La bugia più bella e più triste del mondo. Gezsa sapeva che suo figlio Omar non aveva vinto la battaglia contro il cancro, ma fece la cosa più dolorosa che una madre possa trovarsi ad affrontare: tenere per sé il proprio dolore affinché lui potesse andarsene felice.
Invece di dirgli che non c’era più nulla da fare, gli fece credere che il trattamento avesse funzionato e che potesse suonare la campana della vittoria dell’ospedale.

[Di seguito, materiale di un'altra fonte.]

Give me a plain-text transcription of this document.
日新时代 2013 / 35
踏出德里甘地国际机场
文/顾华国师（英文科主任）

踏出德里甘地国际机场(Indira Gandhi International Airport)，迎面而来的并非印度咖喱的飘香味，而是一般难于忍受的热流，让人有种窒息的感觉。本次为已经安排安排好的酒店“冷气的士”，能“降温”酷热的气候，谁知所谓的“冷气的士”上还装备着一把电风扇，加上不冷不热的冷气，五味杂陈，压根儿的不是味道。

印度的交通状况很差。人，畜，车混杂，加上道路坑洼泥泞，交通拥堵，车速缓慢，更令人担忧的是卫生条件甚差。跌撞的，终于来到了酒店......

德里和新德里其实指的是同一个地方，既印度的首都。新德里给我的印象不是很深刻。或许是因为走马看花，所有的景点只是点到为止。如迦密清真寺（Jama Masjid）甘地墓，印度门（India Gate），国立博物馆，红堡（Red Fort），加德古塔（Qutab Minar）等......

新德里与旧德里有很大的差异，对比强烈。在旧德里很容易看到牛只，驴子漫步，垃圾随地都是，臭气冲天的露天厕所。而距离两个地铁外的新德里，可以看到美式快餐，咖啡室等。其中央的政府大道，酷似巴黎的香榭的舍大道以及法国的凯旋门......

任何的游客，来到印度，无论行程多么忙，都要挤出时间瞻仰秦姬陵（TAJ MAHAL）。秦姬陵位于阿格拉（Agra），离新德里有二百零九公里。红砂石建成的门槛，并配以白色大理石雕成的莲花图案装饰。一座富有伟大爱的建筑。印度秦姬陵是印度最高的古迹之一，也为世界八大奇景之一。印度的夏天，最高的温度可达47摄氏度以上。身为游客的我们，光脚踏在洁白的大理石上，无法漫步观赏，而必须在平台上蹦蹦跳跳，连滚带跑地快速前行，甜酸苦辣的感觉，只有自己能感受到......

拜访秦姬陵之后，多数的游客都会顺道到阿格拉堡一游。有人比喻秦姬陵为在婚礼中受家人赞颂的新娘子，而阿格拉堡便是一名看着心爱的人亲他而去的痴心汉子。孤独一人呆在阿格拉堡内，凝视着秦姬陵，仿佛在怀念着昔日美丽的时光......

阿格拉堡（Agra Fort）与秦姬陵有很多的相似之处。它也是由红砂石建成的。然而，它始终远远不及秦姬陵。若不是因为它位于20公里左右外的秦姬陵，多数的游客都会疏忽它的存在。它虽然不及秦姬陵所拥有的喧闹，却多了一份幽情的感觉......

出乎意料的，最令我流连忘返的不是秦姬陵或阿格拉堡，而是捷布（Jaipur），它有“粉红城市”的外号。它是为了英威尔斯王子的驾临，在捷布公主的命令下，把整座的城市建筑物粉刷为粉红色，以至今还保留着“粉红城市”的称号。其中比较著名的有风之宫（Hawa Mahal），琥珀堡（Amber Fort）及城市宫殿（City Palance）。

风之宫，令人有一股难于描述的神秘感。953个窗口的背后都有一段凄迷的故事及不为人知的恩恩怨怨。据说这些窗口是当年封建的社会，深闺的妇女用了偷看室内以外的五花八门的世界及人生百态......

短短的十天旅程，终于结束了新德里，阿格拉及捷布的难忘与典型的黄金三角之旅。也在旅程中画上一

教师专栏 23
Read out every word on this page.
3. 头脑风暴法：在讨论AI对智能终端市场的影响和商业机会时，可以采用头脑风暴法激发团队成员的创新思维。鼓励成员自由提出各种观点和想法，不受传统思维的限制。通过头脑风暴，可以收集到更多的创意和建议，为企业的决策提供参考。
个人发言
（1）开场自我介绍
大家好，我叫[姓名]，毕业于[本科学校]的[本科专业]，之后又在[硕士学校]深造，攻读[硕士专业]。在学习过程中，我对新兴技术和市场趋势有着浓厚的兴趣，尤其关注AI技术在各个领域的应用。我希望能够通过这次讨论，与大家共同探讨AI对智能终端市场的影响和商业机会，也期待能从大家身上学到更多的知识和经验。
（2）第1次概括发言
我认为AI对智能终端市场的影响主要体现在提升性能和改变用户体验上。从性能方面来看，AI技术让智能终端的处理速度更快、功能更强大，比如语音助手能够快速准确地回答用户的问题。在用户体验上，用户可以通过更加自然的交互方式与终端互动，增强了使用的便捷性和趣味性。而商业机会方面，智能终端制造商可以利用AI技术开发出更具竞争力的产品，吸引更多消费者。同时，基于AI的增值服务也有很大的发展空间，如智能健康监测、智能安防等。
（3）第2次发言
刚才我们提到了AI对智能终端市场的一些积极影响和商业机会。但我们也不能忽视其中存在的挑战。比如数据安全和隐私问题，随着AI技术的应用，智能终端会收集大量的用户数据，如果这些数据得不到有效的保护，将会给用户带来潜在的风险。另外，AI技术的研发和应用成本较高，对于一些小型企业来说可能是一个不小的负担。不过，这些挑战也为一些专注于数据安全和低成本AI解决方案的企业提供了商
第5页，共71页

Quella che molti pazienti suonano quando finiscono una fase difficile e tornano a casa con speranza.

Ma nel caso di Omar, la realtà era diversa. Sua madre sapeva che sarebbero tornati a casa per trascorrere insieme i suoi ultimi giorni, anche se lui non lo sapeva. «Come fai a dire a tuo figlio che sta tornando a casa per trascorrere i suoi ultimi giorni con la sua famiglia?», disse.
Gezsa spiegò anche perché scelse di mentirgli: «Dici quello che devi dire per proteggere tuo figlio». E forse questa è la parte più dolorosa di tutte, perché non era una bugia per ingannarlo, era una bugia per prendersi cura di lui fino all’ultimo momento.

Gezsa scelse di portare da sola quella verità. Sorrise quando probabilmente voleva crollare, festeggiò quando dentro di sé stava dicendo addio, e diede a suo figlio una vittoria che la malattia non poteva più dargli.
Ed è questa la parte straziante: a volte una madre non dice tutta la verità, ma solo la verità di cui suo figlio ha bisogno per andarsene in pace.